Tellers are responsible for accurately handling cash and checks throughout the work day, carefully examining financial documents, verifying numerical amounts and properly recording all transactions in bank information systems. Tellers must also be able to explain the financial products available to customers through the bank, such as loans, lines of credit, certificates of deposit (CDs) and retirement accounts, before referring interested customers to other bank employees who handle those products.
- Bank tellers are typically entry-level positions at banks that directly interact with and service customers.
- Most employers require at least a high school diploma, but advancement will often require a bachelors degree.
- Teller is usually the first in a career path that can soon lead to loan officer or personal banker for those who show promise.
The teller position in a bank is generally an entry-level position open to high school graduates. Most successful job applicants have records of high performance in other jobs that include substantial customer service components. New tellers are not generally required to have special training or prior experience working in banks; they generally receive a month or more of on-the-job training. With enough experience and an excellent work record, tellers can eventually become head tellers. Head tellers supervise and assist tellers during the workday and handle general managerial tasks.
Tellers who obtain bachelor's degrees in finance, business, economics or another relevant subject can move into other positions in the bank. A personal banker sells financial products and services to bank customers. A loan officer evaluates loan applications from bank customers and makes recommendations to bank management. It is possible to rise into a managerial position with the bank. Many bank managers have master's degrees in finance or business administration, but this is not generally an absolute requirement.
A high school diploma is the basic qualification for a bank teller position. Tellers who complete bachelor's degrees, for example, are typically eligible for more advanced positions, such as personal bankers, personal financial advisors or loan officers. According to a 2014 national job survey conducted by the U.S. Bureau of Labor Statistics (BLS), 83% of bank tellers in the U.S. have not earned educational qualifications beyond the high school level. About 11% of bank tellers have completed certificate programs at vocational schools or colleges.
While there are no widely accepted professional designations available for bank tellers as of 2015, the American Bankers Association (ABA) offers an educational program that culminates in the ABA Bank Teller Certificate.

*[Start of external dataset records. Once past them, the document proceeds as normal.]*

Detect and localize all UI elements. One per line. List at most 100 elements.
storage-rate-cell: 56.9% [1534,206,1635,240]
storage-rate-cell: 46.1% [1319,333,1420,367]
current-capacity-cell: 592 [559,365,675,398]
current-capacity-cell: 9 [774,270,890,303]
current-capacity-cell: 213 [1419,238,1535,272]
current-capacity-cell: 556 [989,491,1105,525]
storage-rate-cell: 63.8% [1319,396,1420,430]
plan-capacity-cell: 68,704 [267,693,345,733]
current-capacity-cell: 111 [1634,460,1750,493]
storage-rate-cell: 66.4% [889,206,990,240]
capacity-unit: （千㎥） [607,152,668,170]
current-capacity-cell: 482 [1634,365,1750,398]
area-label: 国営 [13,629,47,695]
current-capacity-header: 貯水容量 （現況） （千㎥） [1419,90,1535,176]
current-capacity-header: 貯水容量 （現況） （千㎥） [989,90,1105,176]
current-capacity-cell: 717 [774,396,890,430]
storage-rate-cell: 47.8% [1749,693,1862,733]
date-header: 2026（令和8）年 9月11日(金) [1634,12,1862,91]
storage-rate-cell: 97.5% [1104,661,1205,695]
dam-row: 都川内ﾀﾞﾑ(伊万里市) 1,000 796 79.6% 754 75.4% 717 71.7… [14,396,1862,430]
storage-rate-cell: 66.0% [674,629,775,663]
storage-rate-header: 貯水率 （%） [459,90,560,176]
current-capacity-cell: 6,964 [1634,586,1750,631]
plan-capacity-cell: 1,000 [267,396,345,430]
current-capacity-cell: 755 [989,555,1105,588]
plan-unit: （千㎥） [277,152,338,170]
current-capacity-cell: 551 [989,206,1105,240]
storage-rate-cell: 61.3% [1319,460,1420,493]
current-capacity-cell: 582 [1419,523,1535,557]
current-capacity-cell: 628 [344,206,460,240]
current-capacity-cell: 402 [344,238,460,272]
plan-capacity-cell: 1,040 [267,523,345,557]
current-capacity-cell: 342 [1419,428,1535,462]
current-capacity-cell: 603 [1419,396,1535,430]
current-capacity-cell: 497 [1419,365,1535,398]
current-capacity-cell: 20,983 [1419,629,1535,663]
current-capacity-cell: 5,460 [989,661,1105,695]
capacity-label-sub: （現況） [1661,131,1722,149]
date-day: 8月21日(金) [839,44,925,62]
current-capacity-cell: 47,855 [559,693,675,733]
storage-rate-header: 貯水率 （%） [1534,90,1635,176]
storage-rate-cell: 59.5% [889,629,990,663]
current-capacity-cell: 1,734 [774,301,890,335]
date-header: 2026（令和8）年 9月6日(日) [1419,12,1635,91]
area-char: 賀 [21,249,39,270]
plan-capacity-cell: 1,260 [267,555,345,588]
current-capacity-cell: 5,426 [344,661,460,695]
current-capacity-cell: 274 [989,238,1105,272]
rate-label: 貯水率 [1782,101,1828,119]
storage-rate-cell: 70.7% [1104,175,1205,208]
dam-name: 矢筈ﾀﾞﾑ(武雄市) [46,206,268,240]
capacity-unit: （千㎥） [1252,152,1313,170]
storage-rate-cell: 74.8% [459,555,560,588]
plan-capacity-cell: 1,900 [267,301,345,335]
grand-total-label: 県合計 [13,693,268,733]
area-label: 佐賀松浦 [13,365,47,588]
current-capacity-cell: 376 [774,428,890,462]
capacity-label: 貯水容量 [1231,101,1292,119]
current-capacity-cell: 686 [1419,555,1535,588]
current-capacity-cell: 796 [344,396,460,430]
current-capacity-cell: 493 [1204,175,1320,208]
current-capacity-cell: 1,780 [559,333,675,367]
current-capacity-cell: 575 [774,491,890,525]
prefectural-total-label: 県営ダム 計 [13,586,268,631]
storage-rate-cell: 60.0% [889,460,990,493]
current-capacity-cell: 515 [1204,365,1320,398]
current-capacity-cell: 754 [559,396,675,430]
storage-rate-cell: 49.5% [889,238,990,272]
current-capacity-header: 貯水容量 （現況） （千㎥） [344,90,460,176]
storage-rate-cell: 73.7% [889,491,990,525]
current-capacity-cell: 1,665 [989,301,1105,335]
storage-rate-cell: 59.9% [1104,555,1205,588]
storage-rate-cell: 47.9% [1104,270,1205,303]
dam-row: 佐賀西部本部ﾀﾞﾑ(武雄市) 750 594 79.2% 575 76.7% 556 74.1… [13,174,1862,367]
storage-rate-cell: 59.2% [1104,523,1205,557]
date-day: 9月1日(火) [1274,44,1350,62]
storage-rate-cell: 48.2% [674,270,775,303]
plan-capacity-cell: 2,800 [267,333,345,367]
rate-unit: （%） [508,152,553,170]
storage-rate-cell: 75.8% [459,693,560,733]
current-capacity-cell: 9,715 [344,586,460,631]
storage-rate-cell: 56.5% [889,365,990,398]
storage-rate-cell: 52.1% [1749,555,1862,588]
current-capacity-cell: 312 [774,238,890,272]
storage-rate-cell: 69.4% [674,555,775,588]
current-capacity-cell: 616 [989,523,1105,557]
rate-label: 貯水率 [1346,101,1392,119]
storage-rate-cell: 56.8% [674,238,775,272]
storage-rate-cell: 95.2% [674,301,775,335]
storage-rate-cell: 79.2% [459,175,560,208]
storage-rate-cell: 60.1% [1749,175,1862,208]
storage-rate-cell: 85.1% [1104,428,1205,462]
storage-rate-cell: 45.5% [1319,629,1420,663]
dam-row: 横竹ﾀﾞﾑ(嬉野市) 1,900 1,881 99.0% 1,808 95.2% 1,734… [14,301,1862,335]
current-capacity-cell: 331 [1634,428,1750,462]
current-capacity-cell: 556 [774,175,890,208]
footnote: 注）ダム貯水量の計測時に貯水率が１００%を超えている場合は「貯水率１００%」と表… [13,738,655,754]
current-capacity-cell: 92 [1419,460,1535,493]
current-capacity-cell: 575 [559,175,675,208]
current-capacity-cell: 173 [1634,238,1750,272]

Few, if any, banks require this certificate for employment, but it may provide a leg up in the job market for those who have no prior experience in the industry. This certificate program includes eight short courses that can be completed in about 21 hours.
Other Qualifications and Skills
Most bank teller positions require candidates to show substantial prior work experience in customer service positions. Aside from strong math skills and exceptional attention to detail, strong customer service skills are critical to excelling as a bank teller. Tellers may serve many dozens of customers every day, each with important needs and expectations. They must be able to make good decisions under pressure in a fast-paced retail environment. Capable tellers have excellent active listening skills, effective verbal communication skills and the ability to satisfy customers while adhering to all bank procedures and standards. Highly efficient and accurate performance is a basic expectation of the job.
While on-the-job training is generally provided to all new hires, most banks look for job candidates with prior work experience that involves handling money on a regular basis. Good computer skills are also important. In most banks, tellers access account information using computer terminals and may be required to use accounting software, spreadsheet software and other software technology in the regular course of their daily work.